Heth was the ancestor of the Hittites, a powerful nation for a time. The Hittites settled Asia Minor. Most archaeologists believe the chariot was invented (or adapted) by the Hittites. The Assyrians put an end to the Hittite empire.
The Jebusites through Hamathites were all Canaanite nations which settled in the Holy Land.
The Phoenicians, Hittites, and Canaanites all shared a common religion, not centered in the worship of YHVH Elohiym, as we will see in the next parashah.
These five short verses delineate the descendants of Canaan, which Israel was later commanded to obliterate from their land.
“Spread abroad” in Hebrew is interesting: Strong's H6327, puwts, pey + vav + tsadey. The verb means to break or dash to pieces. The pey, the mouth in the ancient pictographs, can mean to blow or scatter, something that is done with the mouth (think of a dandelion flower in seed). The vav is the tent peg, so to hook, secure, or add. The tsadey is the trail with a destination at the end, as a trail which a hunter follows when hunting game. It has meanings of traveling as well as of hunting, chasing, or waiting as beside a trail. The story painted by the pictographs is of being scattered abroad as if attached to disparate destinations.
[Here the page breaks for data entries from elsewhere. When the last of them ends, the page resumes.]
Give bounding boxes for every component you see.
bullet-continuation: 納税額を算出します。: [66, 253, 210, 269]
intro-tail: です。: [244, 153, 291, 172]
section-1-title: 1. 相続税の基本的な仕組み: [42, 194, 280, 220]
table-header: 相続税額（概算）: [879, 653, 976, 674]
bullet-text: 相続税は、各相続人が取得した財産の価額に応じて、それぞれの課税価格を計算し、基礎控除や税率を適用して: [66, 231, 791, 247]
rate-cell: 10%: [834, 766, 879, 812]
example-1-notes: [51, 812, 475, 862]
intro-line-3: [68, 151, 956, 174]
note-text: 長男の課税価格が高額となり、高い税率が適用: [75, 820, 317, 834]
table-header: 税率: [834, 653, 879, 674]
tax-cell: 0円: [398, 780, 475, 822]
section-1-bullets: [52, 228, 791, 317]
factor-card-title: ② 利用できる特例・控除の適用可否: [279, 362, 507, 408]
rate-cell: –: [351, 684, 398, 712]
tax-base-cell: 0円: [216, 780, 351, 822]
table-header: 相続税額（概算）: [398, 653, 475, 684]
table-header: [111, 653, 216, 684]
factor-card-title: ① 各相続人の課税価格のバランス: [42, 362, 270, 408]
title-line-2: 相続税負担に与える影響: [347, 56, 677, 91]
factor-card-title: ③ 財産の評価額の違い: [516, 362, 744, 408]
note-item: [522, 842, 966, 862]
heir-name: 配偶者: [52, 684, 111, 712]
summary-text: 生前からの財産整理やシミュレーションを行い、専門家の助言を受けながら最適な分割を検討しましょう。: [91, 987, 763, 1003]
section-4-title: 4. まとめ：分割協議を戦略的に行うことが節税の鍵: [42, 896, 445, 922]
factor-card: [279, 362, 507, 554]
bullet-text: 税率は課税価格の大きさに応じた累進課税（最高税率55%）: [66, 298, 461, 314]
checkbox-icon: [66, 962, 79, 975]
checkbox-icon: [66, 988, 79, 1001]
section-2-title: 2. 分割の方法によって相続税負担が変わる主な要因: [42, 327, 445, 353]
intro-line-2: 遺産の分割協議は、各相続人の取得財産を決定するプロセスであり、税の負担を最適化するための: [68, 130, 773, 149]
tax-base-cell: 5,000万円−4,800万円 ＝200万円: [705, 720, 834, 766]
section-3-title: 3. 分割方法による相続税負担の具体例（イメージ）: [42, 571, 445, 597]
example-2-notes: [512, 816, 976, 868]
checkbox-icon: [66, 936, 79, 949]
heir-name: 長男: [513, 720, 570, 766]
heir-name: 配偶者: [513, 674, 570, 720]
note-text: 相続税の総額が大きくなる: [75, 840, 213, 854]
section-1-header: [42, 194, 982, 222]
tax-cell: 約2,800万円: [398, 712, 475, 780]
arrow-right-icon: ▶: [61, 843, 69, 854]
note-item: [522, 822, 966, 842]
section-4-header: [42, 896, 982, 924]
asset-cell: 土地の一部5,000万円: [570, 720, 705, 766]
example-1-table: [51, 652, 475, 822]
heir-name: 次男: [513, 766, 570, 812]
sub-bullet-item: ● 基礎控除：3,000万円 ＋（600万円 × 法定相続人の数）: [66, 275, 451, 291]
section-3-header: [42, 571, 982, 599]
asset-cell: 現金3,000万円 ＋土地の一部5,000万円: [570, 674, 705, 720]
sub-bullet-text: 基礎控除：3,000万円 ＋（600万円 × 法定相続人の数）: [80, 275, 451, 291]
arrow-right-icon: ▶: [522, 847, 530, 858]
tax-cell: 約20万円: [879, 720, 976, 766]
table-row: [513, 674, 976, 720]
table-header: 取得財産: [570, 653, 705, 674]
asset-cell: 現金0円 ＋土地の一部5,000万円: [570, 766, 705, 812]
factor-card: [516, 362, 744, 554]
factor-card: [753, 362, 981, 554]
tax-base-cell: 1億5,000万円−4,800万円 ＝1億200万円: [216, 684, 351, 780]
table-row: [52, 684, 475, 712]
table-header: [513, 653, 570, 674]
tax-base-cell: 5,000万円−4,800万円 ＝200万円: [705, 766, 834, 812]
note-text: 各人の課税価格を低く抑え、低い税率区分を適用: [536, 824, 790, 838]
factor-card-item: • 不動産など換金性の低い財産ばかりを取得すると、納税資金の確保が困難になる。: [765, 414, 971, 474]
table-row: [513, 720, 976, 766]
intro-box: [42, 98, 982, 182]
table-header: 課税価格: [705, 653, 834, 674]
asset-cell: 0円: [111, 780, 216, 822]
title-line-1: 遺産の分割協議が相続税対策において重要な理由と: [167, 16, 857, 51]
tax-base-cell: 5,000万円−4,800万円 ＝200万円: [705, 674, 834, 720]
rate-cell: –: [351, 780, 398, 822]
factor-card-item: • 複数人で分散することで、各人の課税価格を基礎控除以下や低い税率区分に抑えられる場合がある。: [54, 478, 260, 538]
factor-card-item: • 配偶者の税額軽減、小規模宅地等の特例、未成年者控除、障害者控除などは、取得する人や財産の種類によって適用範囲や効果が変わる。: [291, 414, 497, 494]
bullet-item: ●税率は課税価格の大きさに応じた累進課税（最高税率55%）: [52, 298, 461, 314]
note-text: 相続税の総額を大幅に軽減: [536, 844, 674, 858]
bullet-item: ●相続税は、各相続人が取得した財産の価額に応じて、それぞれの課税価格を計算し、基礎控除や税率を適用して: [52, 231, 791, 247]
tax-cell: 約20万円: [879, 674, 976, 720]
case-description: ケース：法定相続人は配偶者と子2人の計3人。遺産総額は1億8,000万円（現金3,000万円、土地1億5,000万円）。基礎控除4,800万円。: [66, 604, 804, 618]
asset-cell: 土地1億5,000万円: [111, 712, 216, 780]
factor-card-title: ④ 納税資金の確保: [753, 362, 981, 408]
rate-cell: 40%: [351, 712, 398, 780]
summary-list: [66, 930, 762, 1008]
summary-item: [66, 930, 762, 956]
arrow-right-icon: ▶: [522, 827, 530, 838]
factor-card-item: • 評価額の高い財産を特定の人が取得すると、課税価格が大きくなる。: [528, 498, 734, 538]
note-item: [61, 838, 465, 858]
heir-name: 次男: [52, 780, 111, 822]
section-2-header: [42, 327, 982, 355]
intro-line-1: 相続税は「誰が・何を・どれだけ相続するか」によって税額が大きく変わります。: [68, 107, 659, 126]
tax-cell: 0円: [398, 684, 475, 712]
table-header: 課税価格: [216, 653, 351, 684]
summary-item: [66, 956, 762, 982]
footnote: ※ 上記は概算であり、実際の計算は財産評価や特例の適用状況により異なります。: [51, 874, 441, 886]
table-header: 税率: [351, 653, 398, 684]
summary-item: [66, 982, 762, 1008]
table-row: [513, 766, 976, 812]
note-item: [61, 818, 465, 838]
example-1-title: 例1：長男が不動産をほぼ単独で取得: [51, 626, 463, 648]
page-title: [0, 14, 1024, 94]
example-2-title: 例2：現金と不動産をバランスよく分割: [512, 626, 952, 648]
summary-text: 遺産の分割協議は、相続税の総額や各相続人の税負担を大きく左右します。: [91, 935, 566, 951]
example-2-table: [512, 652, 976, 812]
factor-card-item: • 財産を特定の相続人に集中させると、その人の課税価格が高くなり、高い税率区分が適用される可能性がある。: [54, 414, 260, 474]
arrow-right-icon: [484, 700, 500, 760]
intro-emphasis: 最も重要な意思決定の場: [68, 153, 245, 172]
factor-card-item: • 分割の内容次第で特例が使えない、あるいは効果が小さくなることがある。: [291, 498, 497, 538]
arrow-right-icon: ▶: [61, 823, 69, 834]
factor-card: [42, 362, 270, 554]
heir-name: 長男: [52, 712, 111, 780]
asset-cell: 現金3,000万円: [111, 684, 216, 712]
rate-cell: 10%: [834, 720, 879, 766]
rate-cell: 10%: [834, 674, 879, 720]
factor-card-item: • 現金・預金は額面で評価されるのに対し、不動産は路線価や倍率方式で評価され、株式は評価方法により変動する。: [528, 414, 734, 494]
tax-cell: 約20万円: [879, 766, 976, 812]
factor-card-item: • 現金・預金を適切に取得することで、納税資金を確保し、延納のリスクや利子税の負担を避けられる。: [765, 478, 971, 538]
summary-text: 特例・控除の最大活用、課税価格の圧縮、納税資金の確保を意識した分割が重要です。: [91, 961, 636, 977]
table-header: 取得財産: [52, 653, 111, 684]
Think of a china dish when it is dropped on a stone floor. It began as a unified object, but when it was broken into pieces, each piece flew away from the parent randomly, and yet no direction away from the parent was left unrepresented. It was as if each piece was drawn away as if attached to a destination away by a path leading away.
We have seen earlier in Torah, that being sent away or cast away is a punishment or consequence of sin and disobedience. I am not sure if Canaan being spread abroad fits that theme or not, but it bears some thinking about.
The theme of the parsha from Gen 10:15-20 is the sons of Canaan.